Summertime | Lunettes noires pour insolation salvatrice
Eblouissant et primesautier
C’est avec beaucoup d’aisance et d’harmonie que se déploie ce sacre du soleil. Pour Thierry Smits, il n’est pas question, comme il l’a fait dans Toumaï, de faire l’analyse de nos vécus claustrophobes et de notre effondrement pandémique, mais bien de sortir de l’ornière dépressive pour retrouver la lumière et la bienveillance des autres. Pour une heure à peine, le chorégraphe nous propose de retrouver l’insouciance comme si rien ne s’était passé. Il s’agit donc d’une œuvre généreuse à l’effet vitaminé pour soigner nos plaies encore trop vives. Mélangeant la musique live, baroque et indocile, du quintet The WIG Society Chamber Music Ensemble aux compositions contemporaines de Jean-François Lejeune, c’est avec simplicité et sans autre discours que la danse prend corps. Une danse qui enivre et fait virevolter danseuses et danseurs. Ils se croisent, se rencontrent, se caressent ou s’embrassent. Ils se séparent. Une danse fraîche et primesautière sous un travail chromatique impressionnant. La complexité réside donc dans l’esthétique.
Prismes
Comment donner dans une salle obscure l’impression d’un monumental coup de soleil, d’un été sans fin ? C’est en jouant avec la blancheur du sol de son plateau nu et un travail de lumière particulièrement soigné que le chorégraphe arrive à recréer sur scène l’idée d’un soleil omniprésent, parfois éblouissant, parfois crépusculaire. Ainsi, il s’amuse à décomposer la lumière. L’ombre se subdivise au sol devenant à la fois rouge, verte et bleue alors que l’ensemble de la scène prend les couleurs orangées d’un couché. A d’autres instants, la lumière devient jaune, étincelante, trop chaude aussi, pareille à une insolation. Une insolation qui fait du bien.

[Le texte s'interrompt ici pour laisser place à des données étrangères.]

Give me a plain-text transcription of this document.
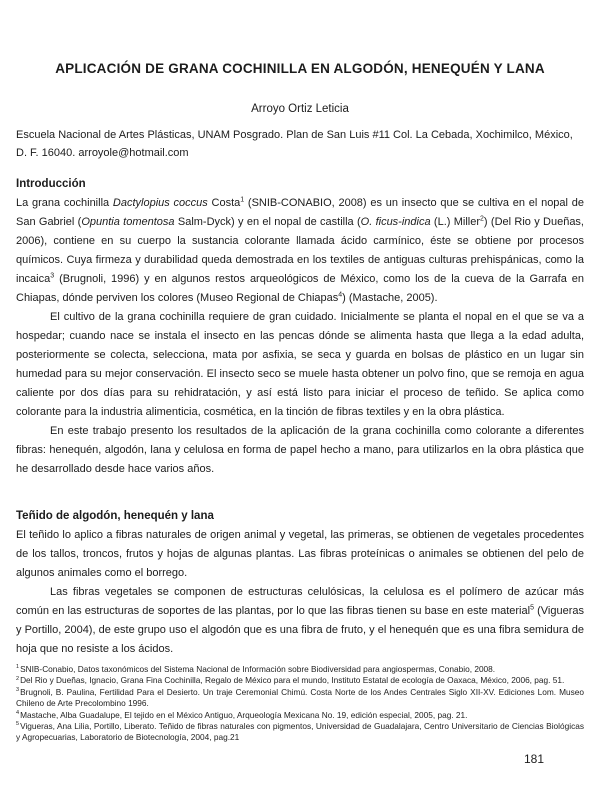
APLICACIÓN DE GRANA COCHINILLA EN ALGODÓN, HENEQUÉN Y LANA
Arroyo Ortiz Leticia
Escuela Nacional de Artes Plásticas, UNAM Posgrado. Plan de San Luis #11 Col. La Cebada, Xochimilco, México, D. F. 16040. arroyole@hotmail.com
Introducción

La grana cochinilla Dactylopius coccus Costa$^1$ (SNIB-CONABIO, 2008) es un insecto que se cultiva en el nopal de San Gabriel (Opuntia tomentosa Salm-Dyck) y en el nopal de castilla (O. ficus-indica (L.) Miller$^2$) (Del Rio y Dueñas, 2006), contiene en su cuerpo la sustancia colorante llamada ácido carmínico, éste se obtiene por procesos químicos. Cuya firmeza y durabilidad queda demostrada en los textiles de antiguas culturas prehispánicas, como la incaica$^3$ (Brugnoli, 1996) y en algunos restos arqueológicos de México, como los de la cueva de la Garrafa en Chiapas, dónde perviven los colores (Museo Regional de Chiapas$^4$) (Mastache, 2005).

El cultivo de la grana cochinilla requiere de gran cuidado. Inicialmente se planta el nopal en el que se va a hospedar; cuando nace se instala el insecto en las pencas dónde se alimenta hasta que llega a la edad adulta, posteriormente se colecta, selecciona, mata por asfixia, se seca y guarda en bolsas de plástico en un lugar sin humedad para su mejor conservación. El insecto seco se muele hasta obtener un polvo fino, que se remoja en agua caliente por dos días para su rehidratación, y así está listo para iniciar el proceso de teñido. Se aplica como colorante para la industria alimenticia, cosmética, en la tinción de fibras textiles y en la obra plástica.

En este trabajo presento los resultados de la aplicación de la grana cochinilla como colorante a diferentes fibras: henequén, algodón, lana y celulosa en forma de papel hecho a mano, para utilizarlos en la obra plástica que he desarrollado desde hace varios años.

Teñido de algodón, henequén y lana

El teñido lo aplico a fibras naturales de origen animal y vegetal, las primeras, se obtienen de vegetales procedentes de los tallos, troncos, frutos y hojas de algunas plantas. Las fibras proteínicas o animales se obtienen del pelo de algunos animales como el borrego.

Las fibras vegetales se componen de estructuras celulósicas, la celulosa es el polímero de azúcar más común en las estructuras de soportes de las plantas, por lo que las fibras tienen su base en este material$^5$ (Vigueras y Portillo, 2004), de este grupo uso el algodón que es una fibra de fruto, y el henequén que es una fibra semidura de hoja que no resiste a los ácidos.

$^1$SNIB-Conabio, Datos taxonómicos del Sistema Nacional de Información sobre Biodiversidad para angiospermas, Conabio, 2008.
$^2$Del Rio y Dueñas, Ignacio, Grana Fina Cochinilla, Regalo de México para el mundo, Instituto Estatal de ecología de Oaxaca, México, 2006, pag. 51.
$^3$Brugnoli, B. Paulina, Fertilidad Para el Desierto. Un traje Ceremonial Chimú. Costa Norte de los Andes Centrales Siglo XII-XV. Ediciones Lom. Museo Chileno de Arte Precolombino 1996.
$^4$Mastache, Alba Guadalupe, El tejido en el México Antiguo, Arqueología Mexicana No. 19, edición especial, 2005, pag. 21.
$^5$Vigueras, Ana Lilia, Portillo, Liberato. Teñido de fibras naturales con pigmentos, Universidad de Guadalajara, Centro Universitario de Ciencias Biológicas y Agropecuarias, Laboratorio de Biotecnología, 2004, pag.21
181
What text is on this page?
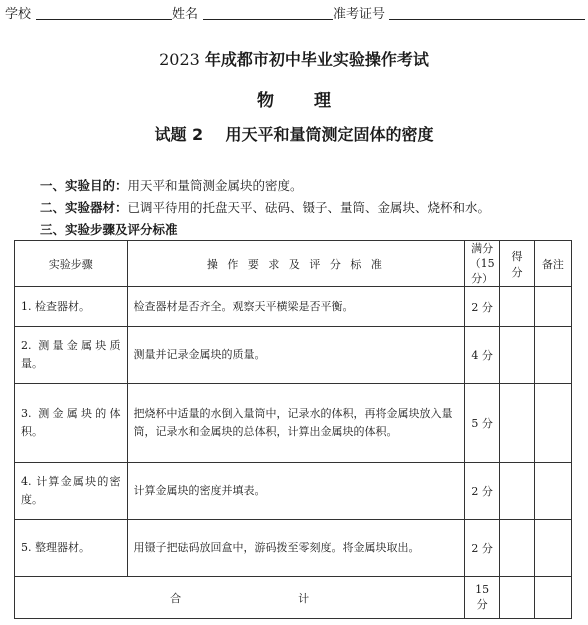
学校	姓名	准考证号
2023 年成都市初中毕业实验操作考试
物理
试题 2 用天平和量筒测定固体的密度
一、实验目的：用天平和量筒测金属块的密度。
二、实验器材：已调平待用的托盘天平、砝码、镊子、量筒、金属块、烧杯和水。
三、实验步骤及评分标准
实验步骤	操 作 要 求 及 评 分 标 准	满分（15 分）	得分	备注
1. 检查器材。	检查器材是否齐全。观察天平横梁是否平衡。	2 分		
2. 测量金属块质量。	测量并记录金属块的质量。	4 分		
3. 测金属块的体积。	把烧杯中适量的水倒入量筒中，记录水的体积，再将金属块放入量筒，记录水和金属块的总体积，计算出金属块的体积。	5 分		
4. 计算金属块的密度。	计算金属块的密度并填表。	2 分		
5. 整理器材。	用镊子把砝码放回盒中，游码拨至零刻度。将金属块取出。	2 分		
合 计		15 分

« Summertime » est une œuvre charitable dans ce que le mot a de plus noble. L’envie réussie de Thierry Smits est le partage louable d’un instant de bonheur sans suite. Un ballet de corps enivrés de chaleur, guidés par l’insouciance dans une esthétique magnifiée. Une figuration ô combien salvatrice. Les quelques 50 minutes de spectacle offrent une pause dans nos vies, un instant emporté. Simplement. Et c’est déjà beaucoup.